- Your library area is the perfect place to see how art and writing work together. Take a close look at the books in your library area. What do children notice about the art and writing?
- Ask children to notice the difference between books that use drawings and paintings and those that use collage.
- Focus on wordless books and invite children to create their own stories.
- Choose an author (such as Leo Lionni) and invite children to "collage and write" in his style. One class noticed that all Lionni's stories except "Little Blue" and "Little Yellow" are about animals. So they decided to write animal books in his style!
- Art is decision making. Children use science and problem-solving skills when they create. They decide what media to use, how to control the paint or the line, and how to use the space. Therefore, any art project is also a science project!
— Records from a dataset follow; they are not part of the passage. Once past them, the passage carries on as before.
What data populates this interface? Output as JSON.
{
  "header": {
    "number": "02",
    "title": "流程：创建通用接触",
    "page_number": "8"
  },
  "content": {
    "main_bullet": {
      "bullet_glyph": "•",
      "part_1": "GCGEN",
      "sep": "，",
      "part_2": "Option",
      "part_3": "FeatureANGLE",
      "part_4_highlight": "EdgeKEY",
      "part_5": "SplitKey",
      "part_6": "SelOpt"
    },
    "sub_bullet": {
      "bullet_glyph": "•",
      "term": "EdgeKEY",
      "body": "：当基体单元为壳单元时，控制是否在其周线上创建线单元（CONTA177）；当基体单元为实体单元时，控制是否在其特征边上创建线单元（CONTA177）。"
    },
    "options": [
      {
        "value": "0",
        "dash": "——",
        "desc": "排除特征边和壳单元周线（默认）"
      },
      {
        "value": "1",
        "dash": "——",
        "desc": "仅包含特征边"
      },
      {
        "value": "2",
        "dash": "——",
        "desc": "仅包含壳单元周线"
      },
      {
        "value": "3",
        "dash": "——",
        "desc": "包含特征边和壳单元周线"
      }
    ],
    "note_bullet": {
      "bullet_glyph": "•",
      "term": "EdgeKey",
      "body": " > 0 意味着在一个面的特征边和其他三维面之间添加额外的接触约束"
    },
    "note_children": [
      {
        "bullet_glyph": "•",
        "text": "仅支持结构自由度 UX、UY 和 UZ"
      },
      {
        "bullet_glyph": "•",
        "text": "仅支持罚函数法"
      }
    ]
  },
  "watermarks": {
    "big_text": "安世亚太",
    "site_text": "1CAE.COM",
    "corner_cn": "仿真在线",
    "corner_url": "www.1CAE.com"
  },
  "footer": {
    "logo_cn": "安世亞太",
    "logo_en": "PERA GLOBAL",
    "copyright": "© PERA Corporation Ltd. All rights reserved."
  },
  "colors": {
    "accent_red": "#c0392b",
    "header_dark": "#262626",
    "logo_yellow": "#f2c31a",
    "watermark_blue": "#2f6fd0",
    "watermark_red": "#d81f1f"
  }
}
- Use nature studies to inspire art and writing. Focus your science center on specific natural objects, such as shells, rocks, or leaves, and provide plenty of paper and art materials for children to record their observations in drawings and words.
- Add magnifiers and microscopes for an "up close and personal" view.
- Make invisible ink! Children can draw and write with lemon juice or white vinegar on white paper. The "message" is revealed when it is held up to the heat of a lamp or to the sun!
Writing Center - Letter Writing
- One of the best ways to help children learn to write a letter is to ask them to help you write one. Start by reading a pretend letter from a friend and ask children to help you write a letter in reply. Starting at the upper-left corner of a piece of chart paper, demonstrate how to start the letter. You might ask, "How did my letter from my friend start? What should I write first?" Introduce the vocabulary words for letter writing such as "To" and "Dear". Explain that these are the words used to start a letter. Explain what you want to say in reply and begin writing. End the activity by introducing the vocabulary words From or Love for closing the letter.
- Put out a collection of envelopes and paper in your writing and dramatic-play centers to inspire letter writing.
- Print new letter-writing vocabulary words on picture or word cards for easy reference. The word To could have a picture of a mailbox with an arrow pointing IN. The word "From" could have a picture of a mailbox with an arrow pointing out.
- Provide stickers to use as stamps.
- Make paper plate mail sleeves, or use a plastic shoe bag for individual mailboxes.